Monday, October 16, 2006

Vanity What?????

I have not posted much over the last couple months. It isn’t that I don’t know what to write, or don’t wish to write. Nor is it a function of not thinking. It is more a reaction of distaste and dissatisfaction, perhaps from thinking too much. I don’t know about anyone else, but today’s world, especially in my venue here in the states, is barely recognizable anymore. This country, its culture and its inhabitants have become as oppressive as they are alien.

I’ve never harbored illusions about the ‘reach’ of my commentary, and in an atmosphere where fewer and fewer people read for edification or comprehension, I have even fewer illusions. I’ve also never been concerned about any reader’s reaction to my musings and opinion, convinced that if any of my revelations made someone else look around with an opened eye or flexible mind, that that was sufficient. It is unimportant that anyone agree with me, as long as they exert some individualized creative and critical thinking about whatever subject I expound upon.

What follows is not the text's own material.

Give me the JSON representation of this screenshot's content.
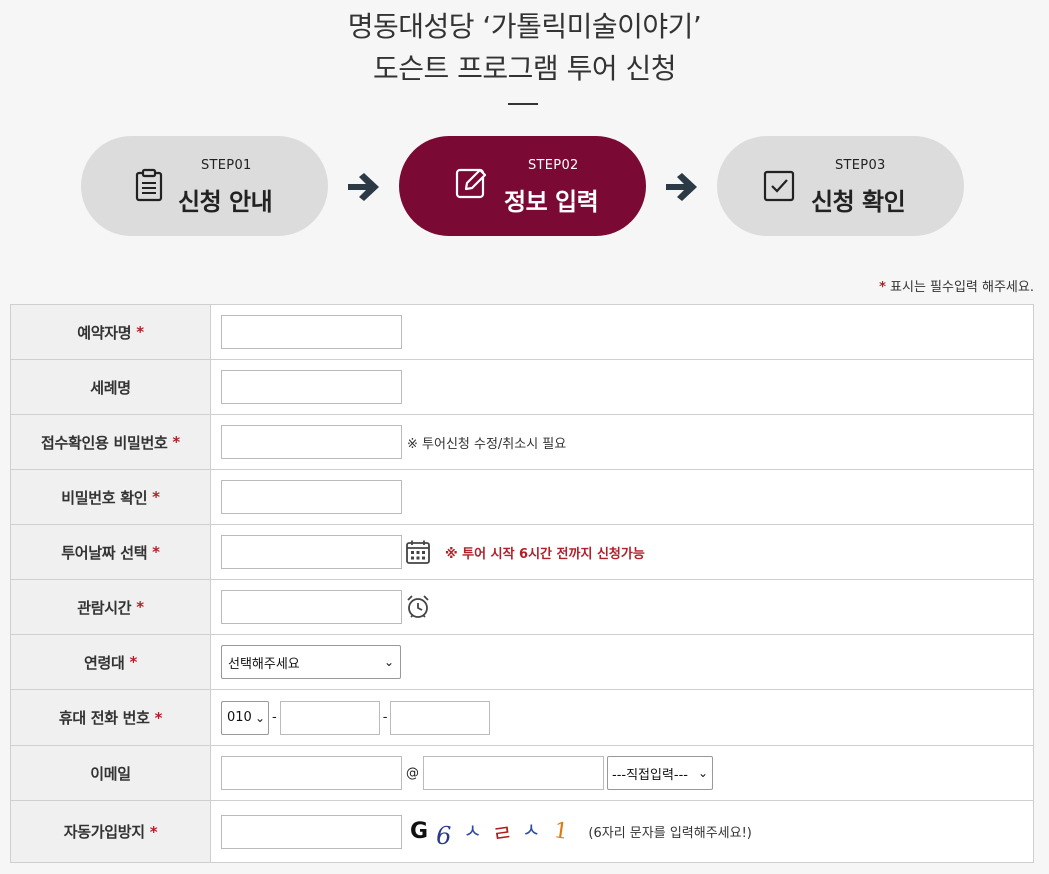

Firmly convinced that everyone is entitled to their own opinion, just as long as it is their opinion and not that of the last person they spoke with, I also admit that many human actions and thoughts stymie me. I’m flummoxed by what many people consider important. I’m also totally in the dark about what their motivations could possibly be. Being an American, I am naturally open, out spoken and casual in my approach to people, but I still respect a form of Class that arises from character. These days, few people exhibit class in any form, but instead, they ‘‘just ain’t got no couth.”

For example, I truly detest pretension in all forms. When said pretensions have morphed into personal or group vanity, it’s not only offensive but silly. In my area of the nation, there is a leaning toward vanity gates – those entryways to housing developments or so called prestigious neighborhoods. Such foolishness becomes highly competitive and too often results in ostentatious eyesores that can fill a quarter acre of land. Then, of course, there is the vanity that results in petty, hypocritical, and stupid people driving the largest and most expensive SUV available, oft times wearing Support the Troops or environmental signs on the rear bumper, oblivious to the reality of conspicuous consumption or wasting or destroying precious natural resources.

Then there are the vanity license plates – and it is the one I noticed several days ago that has haunted me and spurred me to set fingers to computer keys. The plate read POW – 3545, and in lower print at the bottom should anyone fail to recognize the initials it read Former Prisoner of War. When did it become a point of either vanity or glorified group identification to flaunt being a POW? What is the internal or intellectualized reason behind such a display? What reaction is the person seeking? Are we to feel pity that he was ‘taken’ during a war which may well have been unjust? Are we to feel awe that he survived the experience? Are we automatically to give him the right away because he suffered? Are we to immediately tie that to “Veteran” which over the last decade as been considered a significant political selling point?
I’ve never approved of war, which is in reality a failure of intellect as well as a failure of humanity, even though I recognize that in a few truly desperate situations there is no alternative to fighting FOR each other. However, rather than glorifying being a POW, doesn’t said capture in some way signify failure? Isn’t one of the tenets of battles to put as may of the enemy out of commission as possible before they do the same to your side? Naturally, we would all be pleased and grateful that such a person would survive, but shouldn’t we temper our adulation with the realization that they shouldn’t have been caught in the first place?

Perhaps it depends on your political affiliation and/or viewpoint, but giving anyone a pass because they were a POW seems short sighted. Obviously, the first recognized name associated with being a POW would be John McCain, but his experience hasn’t necessarily made him a better person than someone who was not a POW. In McCain’s case, he may be adamant about issues like torture, but he seems weak and two-faced about other things – like being such a slimy sycophant to George W. Bush, whose political machine purposely smeared the man and his family during the last primaries, who has reserved to himself the right to torture anyone, who has decided we should spy on each other, and who has withdrawn the ancient writ of habeas corpus thereby further destroying the Constitution of these United States, obliterating all but one article of the Bill of Rights.

So, you were a POW. That doesn’t mean you are of exemplary character or morally perfect. That doesn’t mean we should venerate you, or make you superior or special, or that you should crow about it. After all, somehow when the chips were down, you blinked.